3. **Step 3: Consume and Process with Flink**. Flink will consume from the quotes-topic and produce the processed output back to Kafka.

In [None]:
from pyflink.datastream import StreamExecutionEnvironment
from pyflink.table import StreamTableEnvironment

env = StreamExecutionEnvironment.get_execution_environment()
table_env = StreamTableEnvironment.create(env)

# Consume from Kafka
table_env.execute_sql("""
    CREATE TABLE quotes_source (
        quote STRING
    ) WITH (
        'connector' = 'kafka',
        'topic' = 'quotes-topic',
        'properties.bootstrap.servers' = 'localhost:9092',
        'format' = 'json'
    )
""")

# Process data (e.g., count the number of quotes by a specific author)
result = table_env.sql_query("""
    SELECT quote, COUNT(*) FROM quotes_source
    WHERE quote LIKE '%Einstein%'
    GROUP BY quote
""")

# Output to Kafka
result.execute_insert("kafka_output_topic")

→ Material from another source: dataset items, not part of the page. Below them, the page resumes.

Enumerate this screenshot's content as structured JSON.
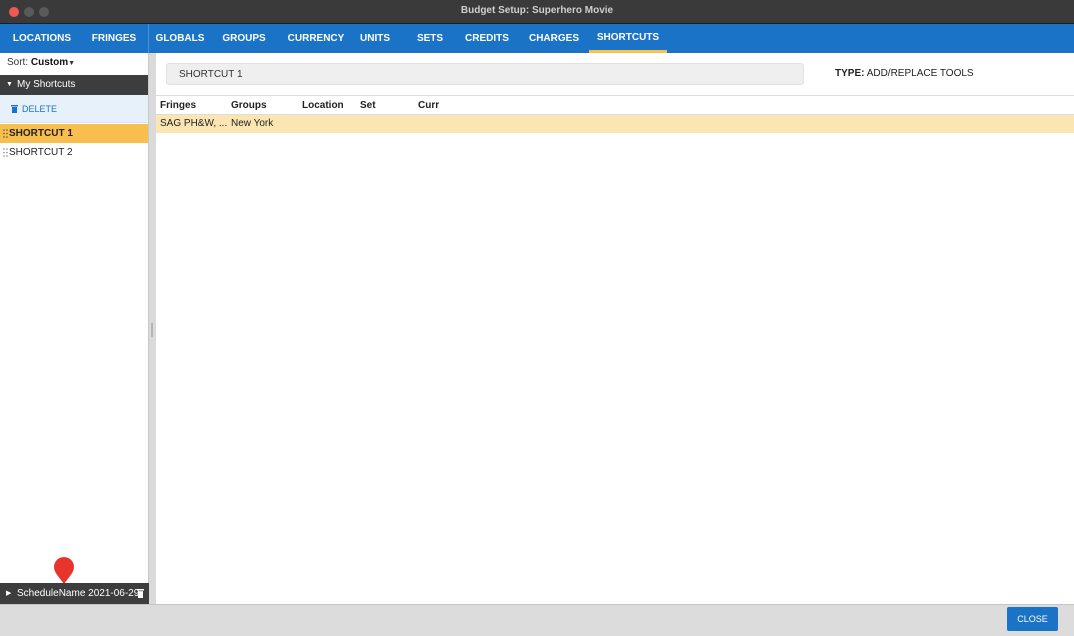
{
  "window": {
    "title": "Budget Setup: Superhero Movie"
  },
  "tabs": [
    {
      "label": "LOCATIONS"
    },
    {
      "label": "FRINGES"
    },
    {
      "label": "GLOBALS"
    },
    {
      "label": "GROUPS"
    },
    {
      "label": "CURRENCY"
    },
    {
      "label": "UNITS"
    },
    {
      "label": "SETS"
    },
    {
      "label": "CREDITS"
    },
    {
      "label": "CHARGES"
    },
    {
      "label": "SHORTCUTS",
      "active": true
    }
  ],
  "sidebar": {
    "sort_label": "Sort:",
    "sort_value": "Custom",
    "section_label": "My Shortcuts",
    "delete_label": "DELETE",
    "items": [
      {
        "label": "SHORTCUT 1",
        "selected": true
      },
      {
        "label": "SHORTCUT 2",
        "selected": false
      }
    ],
    "schedule_label": "ScheduleName 2021-06-29"
  },
  "main": {
    "name_value": "SHORTCUT 1",
    "type_label": "TYPE:",
    "type_value": "ADD/REPLACE TOOLS",
    "columns": [
      "Fringes",
      "Groups",
      "Location",
      "Set",
      "Curr"
    ],
    "rows": [
      [
        "SAG PH&W, ...",
        "New York",
        "",
        "",
        ""
      ]
    ]
  },
  "footer": {
    "close_label": "CLOSE"
  },
  "colors": {
    "tab_bar": "#1a73c6",
    "active_tab_underline": "#f8c24d",
    "selected_item": "#f8be4e",
    "row_highlight": "#fbe6b3",
    "dark_header": "#3d3d3d",
    "pin": "#e8352b"
  }
}
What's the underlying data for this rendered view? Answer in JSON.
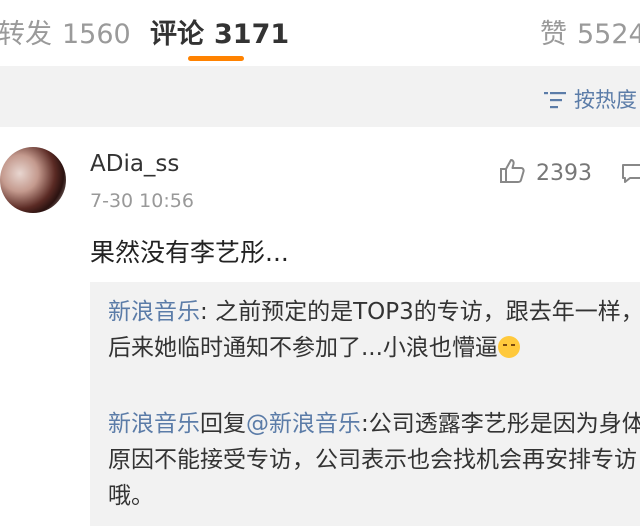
{
  "tabs": {
    "repost": {
      "label": "转发",
      "count": "1560"
    },
    "comment": {
      "label": "评论",
      "count": "3171"
    },
    "like": {
      "label": "赞",
      "count": "5524"
    }
  },
  "sort": {
    "label": "按热度"
  },
  "comment": {
    "username": "ADia_ss",
    "time": "7-30 10:56",
    "likes": "2393",
    "text": "果然没有李艺彤...",
    "replies": [
      {
        "author": "新浪音乐",
        "sep": ": ",
        "text": "之前预定的是TOP3的专访，跟去年一样，后来她临时通知不参加了...小浪也懵逼",
        "emoji": "sweat-emoji"
      },
      {
        "author": "新浪音乐",
        "action": "回复",
        "mention": "@新浪音乐",
        "sep": ":",
        "text": "公司透露李艺彤是因为身体原因不能接受专访，公司表示也会找机会再安排专访哦。"
      }
    ]
  },
  "colors": {
    "accent": "#ff8200",
    "link": "#5b7ca8",
    "muted": "#999999",
    "panel": "#f2f2f2"
  }
}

----------------------------------------------------------------------------------------------------------------------------

### Another real-time streaming pipeline example to be studied and implemented individually:

https://github.com/OmarAlSaghier/realtime_analysis_voting_project

----------------------------------------------------------------------------------------------------------------------------

### **Conclusion**

In this hands-on exercise, students learned how to:

1. Set up and work with Apache Kafka using both CLI and Python.

2. Implement real-time stream processing using Spark-Streaming and PySpark.

3. Use Apache Flink to process data streams and perform real-time SQL analytics.

4. Build an end-to-end real-time streaming pipeline using Kafka, Spark-Streaming, and Flink, integrating external APIs, and processing data in real-time.

This comprehensive pipeline demonstrates how to manage and process real-time data efficiently across multiple systems.